La felicidad es una sensación de euforia seguida de una calma reconfortante que experimenta el cerebro cuando percibe que el mundo responde a sus expectativas. En realidad, no es más que una simple estratagema química para reforzar positivamente su conducta. Es como una palmadita en el hombro: «Bien hecho; por ahí vamos bien». No hay que olvidar que el objetivo final del cerebro es crear modelos del mundo (un mundo en continuo cambio) que nos permitan predecirlo, con lo que aumenta nuestra probabilidad de supervivencia.

Estos días de pascua son de transición en mi curso, también en mi vida, recluido en casa por un vulgar virus gripal, pero a la vez activado por la urgencia de terminar un trabajo, decepcionado e infeliz por unas cosas, animado hasta la euforia por otras, agradecido siempre por la simple sensación de estar vivo; un torrente, en fin, de sabores agridulces que me empujan hacia no sé dónde. En estas estoy cuando me paro a pensar en cómo calcula mi cerebro si estoy lo suficientemente feliz como para recompensarme con la paz. Es raro simplemente imaginar al cerebro observándose a sí mismo, invadido por la misma impresión de inefabilidad que nos provoca la contemplación del universo exterior. Lo único que puede hacer, tras renunciar a conocerse de verdad, es intentar crear un modelo que lo explique aproximadamente.

Eso es lo que hizo un grupo de neurobiólogos del University College of London y la Max Planck Gesellshaft hace un par de años, tras estudiar la relación entre la sensación subjetiva de felicidad, la actividad cerebral y la vida de los cobayas humanos que emplearon en el estudio. Dieron con una fórmula relativamente compleja que permitía predecir más o menos el estado de felicidad de un cerebro en un momento determinado a partir de una multitud de datos relacionados con su felicidad innata, su percepción consciente del fracaso y el sufrimiento, su capacidad para olvidar y sus propias expectativas de tener éxito y ser feliz en la vida. Básicamente, aquella ecuación para calcular la felicidad venía a decir que la sensación de felicidad es un balance entre la cantidad y magnitud de los éxitos conseguidos y las expectativas que nos hayamos puesto, de manera que cuanto mayores sean las expectativas, más probable será nuestra infelicidad. Algo que, por otra parte, siempre se ha considera de sentido común.

Pasados más de dos años desde aquella fórmula, los mismos investigadores han elaborado una segunda fórmula, más precisa, con más poder de predicción, en la que incluyen un par de términos relacionados con la percepción que el cerebro tiene de su felicidad en relación con el estado de felicidad de otros cerebros. Tan importante como la conciencia del éxito conseguido es la conciencia de si ese éxito es mayor o menor que el de nuestros amigos, compañeros y vecinos. Tanto o más importante que el sueldo que ganamos es la conciencia o la percepción relativa de que ese sueldo es mayor o menor que el de las personas de nuestro entorno.

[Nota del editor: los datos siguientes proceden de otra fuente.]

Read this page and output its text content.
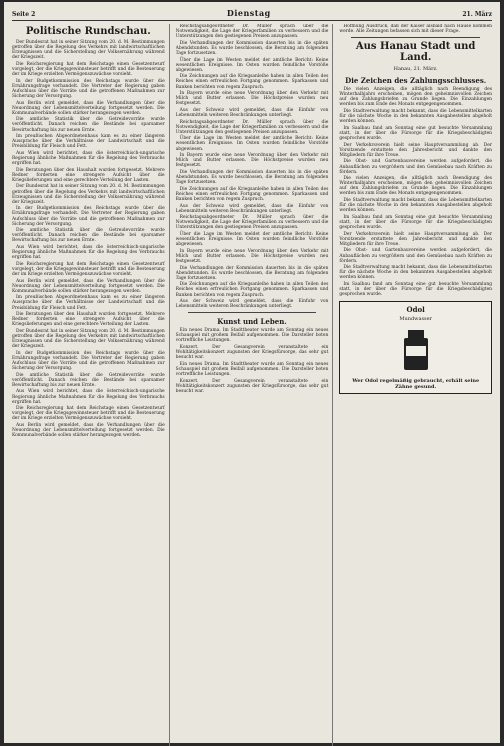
Seite 2	Dienstag	21. März
Politische Rundschau.

Der Bundesrat hat in seiner Sitzung vom 20. d. M. Bestimmungen getroffen über die Regelung des Verkehrs mit landwirtschaftlichen Erzeugnissen und die Sicherstellung der Volksernährung während der Kriegszeit.

Die Reichsregierung hat dem Reichstage einen Gesetzentwurf vorgelegt, der die Kriegsgewinnsteuer betrifft und die Besteuerung der im Kriege erzielten Vermögenszuwächse vorsieht.

In der Budgetkommission des Reichstags wurde über die Ernährungsfrage verhandelt. Die Vertreter der Regierung gaben Aufschluss über die Vorräte und die getroffenen Maßnahmen zur Sicherung der Versorgung.

Aus Berlin wird gemeldet, dass die Verhandlungen über die Neuordnung der Lebensmittelverteilung fortgesetzt werden. Die Kommunalverbände sollen stärker herangezogen werden.

Die amtliche Statistik über die Getreidevorräte wurde veröffentlicht. Danach reichen die Bestände bei sparsamer Bewirtschaftung bis zur neuen Ernte.

Im preußischen Abgeordnetenhaus kam es zu einer längeren Aussprache über die Verhältnisse der Landwirtschaft und die Preisbildung für Fleisch und Fett.

Aus Wien wird berichtet, dass die österreichisch-ungarische Regierung ähnliche Maßnahmen für die Regelung des Verbrauchs ergriffen hat.

Die Beratungen über den Haushalt wurden fortgesetzt. Mehrere Redner forderten eine strengere Aufsicht über die Kriegslieferungen und eine gerechtere Verteilung der Lasten.

Der Bundesrat hat in seiner Sitzung vom 20. d. M. Bestimmungen getroffen über die Regelung des Verkehrs mit landwirtschaftlichen Erzeugnissen und die Sicherstellung der Volksernährung während der Kriegszeit.

In der Budgetkommission des Reichstags wurde über die Ernährungsfrage verhandelt. Die Vertreter der Regierung gaben Aufschluss über die Vorräte und die getroffenen Maßnahmen zur Sicherung der Versorgung.

Die amtliche Statistik über die Getreidevorräte wurde veröffentlicht. Danach reichen die Bestände bei sparsamer Bewirtschaftung bis zur neuen Ernte.

Aus Wien wird berichtet, dass die österreichisch-ungarische Regierung ähnliche Maßnahmen für die Regelung des Verbrauchs ergriffen hat.

Die Reichsregierung hat dem Reichstage einen Gesetzentwurf vorgelegt, der die Kriegsgewinnsteuer betrifft und die Besteuerung der im Kriege erzielten Vermögenszuwächse vorsieht.

Aus Berlin wird gemeldet, dass die Verhandlungen über die Neuordnung der Lebensmittelverteilung fortgesetzt werden. Die Kommunalverbände sollen stärker herangezogen werden.

Im preußischen Abgeordnetenhaus kam es zu einer längeren Aussprache über die Verhältnisse der Landwirtschaft und die Preisbildung für Fleisch und Fett.

Die Beratungen über den Haushalt wurden fortgesetzt. Mehrere Redner forderten eine strengere Aufsicht über die Kriegslieferungen und eine gerechtere Verteilung der Lasten.

Der Bundesrat hat in seiner Sitzung vom 20. d. M. Bestimmungen getroffen über die Regelung des Verkehrs mit landwirtschaftlichen Erzeugnissen und die Sicherstellung der Volksernährung während der Kriegszeit.

In der Budgetkommission des Reichstags wurde über die Ernährungsfrage verhandelt. Die Vertreter der Regierung gaben Aufschluss über die Vorräte und die getroffenen Maßnahmen zur Sicherung der Versorgung.

Die amtliche Statistik über die Getreidevorräte wurde veröffentlicht. Danach reichen die Bestände bei sparsamer Bewirtschaftung bis zur neuen Ernte.

Aus Wien wird berichtet, dass die österreichisch-ungarische Regierung ähnliche Maßnahmen für die Regelung des Verbrauchs ergriffen hat.

Die Reichsregierung hat dem Reichstage einen Gesetzentwurf vorgelegt, der die Kriegsgewinnsteuer betrifft und die Besteuerung der im Kriege erzielten Vermögenszuwächse vorsieht.

Aus Berlin wird gemeldet, dass die Verhandlungen über die Neuordnung der Lebensmittelverteilung fortgesetzt werden. Die Kommunalverbände sollen stärker herangezogen werden.

Reichstagsabgeordneter Dr. Müller sprach über die Notwendigkeit, die Lage der Kriegerfamilien zu verbessern und die Unterstützungen den gestiegenen Preisen anzupassen.

Die Verhandlungen der Kommission dauerten bis in die späten Abendstunden. Es wurde beschlossen, die Beratung am folgenden Tage fortzusetzen.

Über die Lage im Westen meldet der amtliche Bericht: Keine wesentlichen Ereignisse. Im Osten wurden feindliche Vorstöße abgewiesen.

Die Zeichnungen auf die Kriegsanleihe haben in allen Teilen des Reiches einen erfreulichen Fortgang genommen. Sparkassen und Banken berichten von regem Zuspruch.

In Bayern wurde eine neue Verordnung über den Verkehr mit Milch und Butter erlassen. Die Höchstpreise wurden neu festgesetzt.

Aus der Schweiz wird gemeldet, dass die Einfuhr von Lebensmitteln weiteren Beschränkungen unterliegt.

Reichstagsabgeordneter Dr. Müller sprach über die Notwendigkeit, die Lage der Kriegerfamilien zu verbessern und die Unterstützungen den gestiegenen Preisen anzupassen.

Über die Lage im Westen meldet der amtliche Bericht: Keine wesentlichen Ereignisse. Im Osten wurden feindliche Vorstöße abgewiesen.

In Bayern wurde eine neue Verordnung über den Verkehr mit Milch und Butter erlassen. Die Höchstpreise wurden neu festgesetzt.

Die Verhandlungen der Kommission dauerten bis in die späten Abendstunden. Es wurde beschlossen, die Beratung am folgenden Tage fortzusetzen.

Die Zeichnungen auf die Kriegsanleihe haben in allen Teilen des Reiches einen erfreulichen Fortgang genommen. Sparkassen und Banken berichten von regem Zuspruch.

Aus der Schweiz wird gemeldet, dass die Einfuhr von Lebensmitteln weiteren Beschränkungen unterliegt.

Reichstagsabgeordneter Dr. Müller sprach über die Notwendigkeit, die Lage der Kriegerfamilien zu verbessern und die Unterstützungen den gestiegenen Preisen anzupassen.

Über die Lage im Westen meldet der amtliche Bericht: Keine wesentlichen Ereignisse. Im Osten wurden feindliche Vorstöße abgewiesen.

In Bayern wurde eine neue Verordnung über den Verkehr mit Milch und Butter erlassen. Die Höchstpreise wurden neu festgesetzt.

Die Verhandlungen der Kommission dauerten bis in die späten Abendstunden. Es wurde beschlossen, die Beratung am folgenden Tage fortzusetzen.

Die Zeichnungen auf die Kriegsanleihe haben in allen Teilen des Reiches einen erfreulichen Fortgang genommen. Sparkassen und Banken berichten von regem Zuspruch.

Aus der Schweiz wird gemeldet, dass die Einfuhr von Lebensmitteln weiteren Beschränkungen unterliegt.

Kunst und Leben.

Ein neues Drama. Im Stadttheater wurde am Sonntag ein neues Schauspiel mit großem Beifall aufgenommen. Die Darsteller boten vortreffliche Leistungen.

Konzert. Der Gesangverein veranstaltete ein Wohltätigkeitskonzert zugunsten der Kriegsfürsorge, das sehr gut besucht war.

Ein neues Drama. Im Stadttheater wurde am Sonntag ein neues Schauspiel mit großem Beifall aufgenommen. Die Darsteller boten vortreffliche Leistungen.

Konzert. Der Gesangverein veranstaltete ein Wohltätigkeitskonzert zugunsten der Kriegsfürsorge, das sehr gut besucht war.

Hoffnung Ausdruck, daß der Kaiser alsbald nach Hause kommen werde. Alle Zeitungen befassen sich mit dieser Frage.

Aus Hanau Stadt und Land.
Hanau, 21. März.
Die Zeichen des Zahlungsschlusses.

Die vielen Anzeigen, die alltäglich nach Beendigung des Winterhalbjahrs erscheinen, mögen den geheimnisvollen Zeichen auf den Zahlungsbriefen zu Grunde liegen. Die Einzahlungen werden bis zum Ende des Monats entgegengenommen.

Die Stadtverwaltung macht bekannt, dass die Lebensmittelkarten für die nächste Woche in den bekannten Ausgabestellen abgeholt werden können.

Im Saalbau fand am Sonntag eine gut besuchte Versammlung statt, in der über die Fürsorge für die Kriegsbeschädigten gesprochen wurde.

Der Verkehrsverein hielt seine Hauptversammlung ab. Der Vorsitzende erstattete den Jahresbericht und dankte den Mitgliedern für ihre Treue.

Die Obst- und Gartenbauvereine werden aufgefordert, die Anbauflächen zu vergrößern und den Gemüsebau nach Kräften zu fördern.

Die vielen Anzeigen, die alltäglich nach Beendigung des Winterhalbjahrs erscheinen, mögen den geheimnisvollen Zeichen auf den Zahlungsbriefen zu Grunde liegen. Die Einzahlungen werden bis zum Ende des Monats entgegengenommen.

Die Stadtverwaltung macht bekannt, dass die Lebensmittelkarten für die nächste Woche in den bekannten Ausgabestellen abgeholt werden können.

Im Saalbau fand am Sonntag eine gut besuchte Versammlung statt, in der über die Fürsorge für die Kriegsbeschädigten gesprochen wurde.

Der Verkehrsverein hielt seine Hauptversammlung ab. Der Vorsitzende erstattete den Jahresbericht und dankte den Mitgliedern für ihre Treue.

Die Obst- und Gartenbauvereine werden aufgefordert, die Anbauflächen zu vergrößern und den Gemüsebau nach Kräften zu fördern.

Die Stadtverwaltung macht bekannt, dass die Lebensmittelkarten für die nächste Woche in den bekannten Ausgabestellen abgeholt werden können.

Im Saalbau fand am Sonntag eine gut besuchte Versammlung statt, in der über die Fürsorge für die Kriegsbeschädigten gesprochen wurde.

Odol
Mundwasser
Wer Odol regelmäßig gebraucht, erhält seine Zähne gesund.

Hay varias cosas interesantes en estas fórmulas. En primer lugar, dichas fórmulas de la felicidad solo han venido a describir científicamente, a través de un lenguaje matemático más preciso, algo que ya formaba parte de la sabiduría popular. En segundo lugar, nos muestran cómo la felicidad de un individuo está determinada por las expectativas creadas por su cultura, en el plano social, aparte de por sus genes, en el nivel individual. Y, en tercer lugar, la sensación de felicidad parece ser un indicador del grado de cohesión social. El nivel de sensación de felicidad de un individuo es un factor determinante de la productividad del individuo dentro de la sociedad. O sea que tu felicidad particular es de interés público y general. Así que vamos a procurar crearnos expectativas personales razonables y construyamos sociedades más cohesionadas. Y si no, por lo menos, intentemos sentirnos felices por el simple hecho de estar vivos. Por ahora, los científicos no saben cómo hacer que un cerebro esté sano y feliz siempre.